Iron ore prices have dropped due to gloomy outlook for demand for steel products and raw materials in China.
The best-selling January contract for the supply of iron ore on the Dalian Commodity Exchange ended in daytime trading 5.1% lower at 511.50 yuan ($ 80.21) a tonne after touching 510.50 yuan at the start of the session, the very low level from November 4, 2020.
"The price of iron ore has not yet bottomed out," analysts at Zhongzhou Futures Co Ltd wrote in a weekly note, citing the continued decline in China's steel production in line with its decarbonization targets and unrest in the country's real estate sector.
China's monthly steel production has been declining since July after posting double-digit growth in the first half of the year as tight production controls and energy caps negatively affected both supply and demand.

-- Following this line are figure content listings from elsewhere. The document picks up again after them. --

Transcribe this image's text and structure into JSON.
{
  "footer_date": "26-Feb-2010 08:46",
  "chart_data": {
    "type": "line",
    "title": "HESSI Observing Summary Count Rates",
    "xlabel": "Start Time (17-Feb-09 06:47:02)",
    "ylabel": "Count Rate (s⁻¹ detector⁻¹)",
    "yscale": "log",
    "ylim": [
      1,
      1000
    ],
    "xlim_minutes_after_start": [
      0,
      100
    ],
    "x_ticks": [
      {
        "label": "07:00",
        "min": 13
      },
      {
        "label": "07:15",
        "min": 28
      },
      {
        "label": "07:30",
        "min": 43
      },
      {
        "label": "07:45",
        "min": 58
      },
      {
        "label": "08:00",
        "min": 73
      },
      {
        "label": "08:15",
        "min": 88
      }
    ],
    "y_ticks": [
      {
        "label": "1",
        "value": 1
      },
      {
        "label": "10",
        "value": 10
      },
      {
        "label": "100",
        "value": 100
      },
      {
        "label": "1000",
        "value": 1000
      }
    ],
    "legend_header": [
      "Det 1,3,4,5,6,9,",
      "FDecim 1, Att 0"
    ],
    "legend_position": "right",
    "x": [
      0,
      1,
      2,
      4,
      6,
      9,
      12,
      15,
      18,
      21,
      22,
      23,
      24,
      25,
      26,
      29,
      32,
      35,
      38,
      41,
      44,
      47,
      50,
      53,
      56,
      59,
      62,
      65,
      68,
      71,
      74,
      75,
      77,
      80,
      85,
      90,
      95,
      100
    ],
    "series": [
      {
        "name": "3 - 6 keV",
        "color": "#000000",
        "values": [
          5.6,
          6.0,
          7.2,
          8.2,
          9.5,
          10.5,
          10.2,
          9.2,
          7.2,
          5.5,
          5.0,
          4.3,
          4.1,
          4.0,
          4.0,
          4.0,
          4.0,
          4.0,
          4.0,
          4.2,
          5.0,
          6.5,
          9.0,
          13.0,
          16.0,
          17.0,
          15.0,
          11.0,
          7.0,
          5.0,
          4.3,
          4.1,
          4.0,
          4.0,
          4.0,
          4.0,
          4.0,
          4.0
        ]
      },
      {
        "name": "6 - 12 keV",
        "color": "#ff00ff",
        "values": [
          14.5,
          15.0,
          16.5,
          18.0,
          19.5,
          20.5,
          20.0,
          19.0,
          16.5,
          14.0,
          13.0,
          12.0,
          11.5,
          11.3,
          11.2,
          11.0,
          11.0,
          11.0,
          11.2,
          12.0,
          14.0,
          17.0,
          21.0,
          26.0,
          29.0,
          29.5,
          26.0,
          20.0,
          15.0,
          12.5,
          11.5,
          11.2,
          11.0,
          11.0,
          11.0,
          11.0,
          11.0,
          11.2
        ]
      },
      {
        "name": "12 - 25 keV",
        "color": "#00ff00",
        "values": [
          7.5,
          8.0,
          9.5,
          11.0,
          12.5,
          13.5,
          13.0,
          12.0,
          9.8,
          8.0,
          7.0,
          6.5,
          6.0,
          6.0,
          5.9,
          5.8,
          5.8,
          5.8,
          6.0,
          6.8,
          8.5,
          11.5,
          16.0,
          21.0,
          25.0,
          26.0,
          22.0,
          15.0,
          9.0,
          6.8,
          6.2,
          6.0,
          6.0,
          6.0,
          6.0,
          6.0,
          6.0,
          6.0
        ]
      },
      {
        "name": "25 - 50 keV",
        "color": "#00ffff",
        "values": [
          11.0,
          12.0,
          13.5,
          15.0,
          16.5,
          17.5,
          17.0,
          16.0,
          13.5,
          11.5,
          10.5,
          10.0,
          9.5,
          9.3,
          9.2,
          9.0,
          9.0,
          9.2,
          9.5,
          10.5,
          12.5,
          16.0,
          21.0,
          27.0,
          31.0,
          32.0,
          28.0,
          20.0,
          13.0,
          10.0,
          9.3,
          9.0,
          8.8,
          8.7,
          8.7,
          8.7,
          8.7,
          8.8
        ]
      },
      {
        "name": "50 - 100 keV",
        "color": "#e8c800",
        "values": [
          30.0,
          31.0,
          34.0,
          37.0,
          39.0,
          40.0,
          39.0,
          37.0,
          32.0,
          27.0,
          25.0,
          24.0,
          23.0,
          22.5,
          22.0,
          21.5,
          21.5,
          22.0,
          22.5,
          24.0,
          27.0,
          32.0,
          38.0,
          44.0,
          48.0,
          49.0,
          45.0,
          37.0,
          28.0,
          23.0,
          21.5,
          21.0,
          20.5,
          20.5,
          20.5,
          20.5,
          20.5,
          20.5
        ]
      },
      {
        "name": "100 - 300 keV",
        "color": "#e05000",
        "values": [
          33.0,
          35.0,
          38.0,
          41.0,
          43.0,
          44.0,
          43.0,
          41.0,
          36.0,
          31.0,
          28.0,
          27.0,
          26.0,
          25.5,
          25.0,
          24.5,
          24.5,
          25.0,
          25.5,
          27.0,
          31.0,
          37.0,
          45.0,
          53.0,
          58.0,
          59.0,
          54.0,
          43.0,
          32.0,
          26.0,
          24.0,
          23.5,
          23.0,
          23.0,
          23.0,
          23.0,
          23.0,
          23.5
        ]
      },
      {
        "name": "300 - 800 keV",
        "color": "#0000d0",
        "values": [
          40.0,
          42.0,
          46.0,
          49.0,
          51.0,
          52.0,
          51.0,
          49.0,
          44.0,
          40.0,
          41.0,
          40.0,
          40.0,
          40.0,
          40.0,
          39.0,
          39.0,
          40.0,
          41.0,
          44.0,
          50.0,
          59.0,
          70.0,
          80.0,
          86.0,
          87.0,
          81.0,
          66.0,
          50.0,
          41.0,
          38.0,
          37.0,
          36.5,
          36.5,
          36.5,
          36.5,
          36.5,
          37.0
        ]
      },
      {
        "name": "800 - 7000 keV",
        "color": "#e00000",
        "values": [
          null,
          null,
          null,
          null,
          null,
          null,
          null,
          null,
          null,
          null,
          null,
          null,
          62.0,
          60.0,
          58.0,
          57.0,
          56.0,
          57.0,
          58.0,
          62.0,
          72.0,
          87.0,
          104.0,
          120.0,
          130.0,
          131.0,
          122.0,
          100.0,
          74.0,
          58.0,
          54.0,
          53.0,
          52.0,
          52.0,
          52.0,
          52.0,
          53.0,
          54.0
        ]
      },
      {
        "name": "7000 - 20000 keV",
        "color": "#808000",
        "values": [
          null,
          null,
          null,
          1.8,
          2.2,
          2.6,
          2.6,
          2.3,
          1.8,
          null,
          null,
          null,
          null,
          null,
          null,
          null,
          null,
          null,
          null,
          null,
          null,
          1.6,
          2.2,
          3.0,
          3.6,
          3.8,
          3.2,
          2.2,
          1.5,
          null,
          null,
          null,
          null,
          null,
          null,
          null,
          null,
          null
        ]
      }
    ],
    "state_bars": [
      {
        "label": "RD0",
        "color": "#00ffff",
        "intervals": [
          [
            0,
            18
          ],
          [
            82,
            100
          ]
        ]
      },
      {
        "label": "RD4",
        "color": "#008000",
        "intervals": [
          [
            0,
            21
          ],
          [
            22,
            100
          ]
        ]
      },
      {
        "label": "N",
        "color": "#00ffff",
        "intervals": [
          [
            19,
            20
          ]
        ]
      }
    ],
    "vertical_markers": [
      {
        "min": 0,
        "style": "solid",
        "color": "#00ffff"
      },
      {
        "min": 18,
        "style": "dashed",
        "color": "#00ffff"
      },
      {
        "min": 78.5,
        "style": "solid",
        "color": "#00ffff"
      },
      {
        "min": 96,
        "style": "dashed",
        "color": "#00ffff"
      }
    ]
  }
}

Steel production in the country from January to October amounted to 877.05 million tons, down 0.7% year on year.
The surge in iron ore supply, as imported materials held in Chinese ports last week surged to a 31-month high of 147.60 million tonnes, according to consulting firm SteelHome, has also increased pressure on prices.
Market analyst Fitch Solutions recently revised its iron ore price forecast from $ 170 per tonne in 2021 and $ 130 per tonne in 2022 to $ 155 per tonne and $ 110 per tonne, respectively.
Over the longer term, Fitch forecasts prices to fall to $ 65 per tonne by 2025 and to $ 52 per tonne by 2030.